Había un hombre que no compartía la sensación de alivio, al menos no en un sentido amplio. Era un individuo corpulento, de rostro y nariz anchos y hablaba con un ligero acento irlandés. En las horas que tardaron en abandonar el barco, en sacar el equipo y a los perros, se había mantenido más o menos apartado.

Se trataba de sir Ernest Shackleton, y los veintisiete hombres que habían abandonado la nave de modo tan poco glorioso eran los miembros de su Expedición Transantártica Imperial.

Era el 27 de octubre de 1915. El nombre del barco era Endurance [aguante, resistencia], y su posición, 69° 05› sur y 51° 30› oeste, en la helada inmensidad del mar de Weddell, en el Antártico, casi a medio camino entre el Polo Sur y la avanzada más austral habitada por el hombre, a unas 1.200 millas de distancia.

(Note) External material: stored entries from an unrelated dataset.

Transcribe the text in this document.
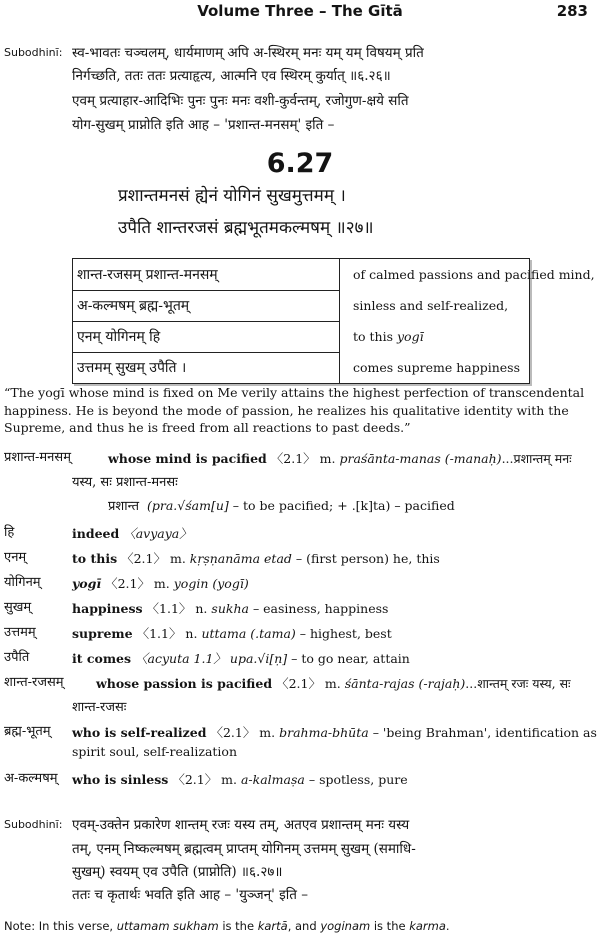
Volume Three – The Gītā	283
Subodhinī: स्व-भावतः चञ्चलम्, धार्यमाणम् अपि अ-स्थिरम् मनः यम् यम् विषयम् प्रति
निर्गच्छति, ततः ततः प्रत्याहृत्य, आत्मनि एव स्थिरम् कुर्यात् ॥६.२६॥
एवम् प्रत्याहार-आदिभिः पुनः पुनः मनः वशी-कुर्वन्तम्, रजोगुण-क्षये सति
योग-सुखम् प्राप्नोति इति आह – 'प्रशान्त-मनसम्' इति –
6.27
प्रशान्तमनसं ह्येनं योगिनं सुखमुत्तमम् ।
उपैति शान्तरजसं ब्रह्मभूतमकल्मषम् ॥२७॥
शान्त-रजसम् प्रशान्त-मनसम्	of calmed passions and pacified mind,
अ-कल्मषम् ब्रह्म-भूतम्	sinless and self-realized,
एनम् योगिनम् हि	to this yogī
उत्तमम् सुखम् उपैति ।	comes supreme happiness

“The yogī whose mind is fixed on Me verily attains the highest perfection of transcendental

happiness. He is beyond the mode of passion, he realizes his qualitative identity with the

Supreme, and thus he is freed from all reactions to past deeds.”

प्रशान्त-मनसम्	whose mind is pacified 〈2.1〉 m. praśānta-manas (-manaḥ)...प्रशान्तम् मनः
यस्य, सः प्रशान्त-मनसः
प्रशान्त (pra.√śam[u] – to be pacified; + .[k]ta) – pacified
हि	indeed 〈avyaya〉
एनम्	to this 〈2.1〉 m. kṛṣṇanāma etad – (first person) he, this
योगिनम्	yogī 〈2.1〉 m. yogin (yogī)
सुखम्	happiness 〈1.1〉 n. sukha – easiness, happiness
उत्तमम्	supreme 〈1.1〉 n. uttama (.tama) – highest, best
उपैति	it comes 〈acyuta 1.1〉 upa.√i[ṇ] – to go near, attain
शान्त-रजसम्	whose passion is pacified 〈2.1〉 m. śānta-rajas (-rajaḥ)...शान्तम् रजः यस्य, सः
शान्त-रजसः
ब्रह्म-भूतम् who is self-realized 〈2.1〉 m. brahma-bhūta – 'being Brahman', identification as
spirit soul, self-realization
अ-कल्मषम् who is sinless 〈2.1〉 m. a-kalmaṣa – spotless, pure
Subodhinī: एवम्-उक्तेन प्रकारेण शान्तम् रजः यस्य तम्, अतएव प्रशान्तम् मनः यस्य
तम्, एनम् निष्कल्मषम् ब्रह्मत्वम् प्राप्तम् योगिनम् उत्तमम् सुखम् (समाधि-
सुखम्) स्वयम् एव उपैति (प्राप्नोति) ॥६.२७॥
ततः च कृतार्थः भवति इति आह – 'युञ्जन्' इति –
Note: In this verse, uttamam sukham is the kartā, and yoginam is the karma.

Pocos hombres han soportado tanta responsabilidad como Shackleton en ese trance. Si bien sabía que su situación era desesperada, en ese momento no podría haber imaginado los esfuerzos físicos y emocionales a que se verían sometidos, los rigores que tendrían que afrontar, los sufrimientos que padecerían.

De hecho, se encontraban solos en los helados mares antárticos. Había transcurrido casi un año desde su último contacto con la civilización. Nadie sabía que tenían problemas, y mucho menos dónde estaban. No contaban con ningún aparato transmisor de radio con el que avisar a los posibles salvadores y, aunque hubiesen podido mandar un SOS, es dudoso que hubiesen llegado hasta ellos. Corría el año 1915 y no había ni helicópteros, ni vehículos para la nieve como los weasels y los snowcats, ni aviones aptos para esta tarea.

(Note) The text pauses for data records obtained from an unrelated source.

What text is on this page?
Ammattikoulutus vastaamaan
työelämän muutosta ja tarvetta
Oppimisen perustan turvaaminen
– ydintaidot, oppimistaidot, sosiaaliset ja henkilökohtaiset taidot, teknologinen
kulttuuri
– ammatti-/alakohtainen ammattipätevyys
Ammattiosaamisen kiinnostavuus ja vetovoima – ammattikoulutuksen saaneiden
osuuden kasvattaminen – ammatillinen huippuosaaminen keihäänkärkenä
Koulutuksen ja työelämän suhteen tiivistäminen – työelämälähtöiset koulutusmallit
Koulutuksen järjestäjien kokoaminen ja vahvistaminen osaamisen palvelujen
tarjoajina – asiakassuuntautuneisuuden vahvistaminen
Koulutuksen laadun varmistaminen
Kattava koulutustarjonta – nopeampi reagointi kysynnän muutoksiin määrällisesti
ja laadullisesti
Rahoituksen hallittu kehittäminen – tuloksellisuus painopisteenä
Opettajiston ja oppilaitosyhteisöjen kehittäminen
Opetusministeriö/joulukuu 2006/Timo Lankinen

Así pues, su aprieto era de una simplicidad desnuda y aterradora. Sólo contaban con ellos mismos para salvarse.

Shackleton estimaba que la plataforma de hielo que empezaba en la península de Palmer, la tierra más cercana entre las conocidas, se hallaba a 182 millas al oeste-suroeste; pero la tierra propiamente dicha, carente de seres humanos y animales, estaba a 210 millas de distancia, y no proporcionaba ninguna posibilidad de rescate.

El lugar conocido más próximo donde podrían encontrar como mínimo comida y refugio, era la minúscula isla Paulet, de dos kilómetros de diámetro, que se encontraba a 346 millas al noroeste, al otro lado de la banquisa en constante movimiento. En 1903, doce años antes, la tripulación de un barco sueco había pasado allí el invierno cuando el mar de Weddell aplastó su nave, el Antarctic. El barco que los rescató depositó provisiones en la isla para uso de futuros náufragos. Por ironías del destino, era el propio Shackleton a quien habían encargado comprar esas provisiones, y ahora, una docena de años más tarde, era él quien las necesitaba.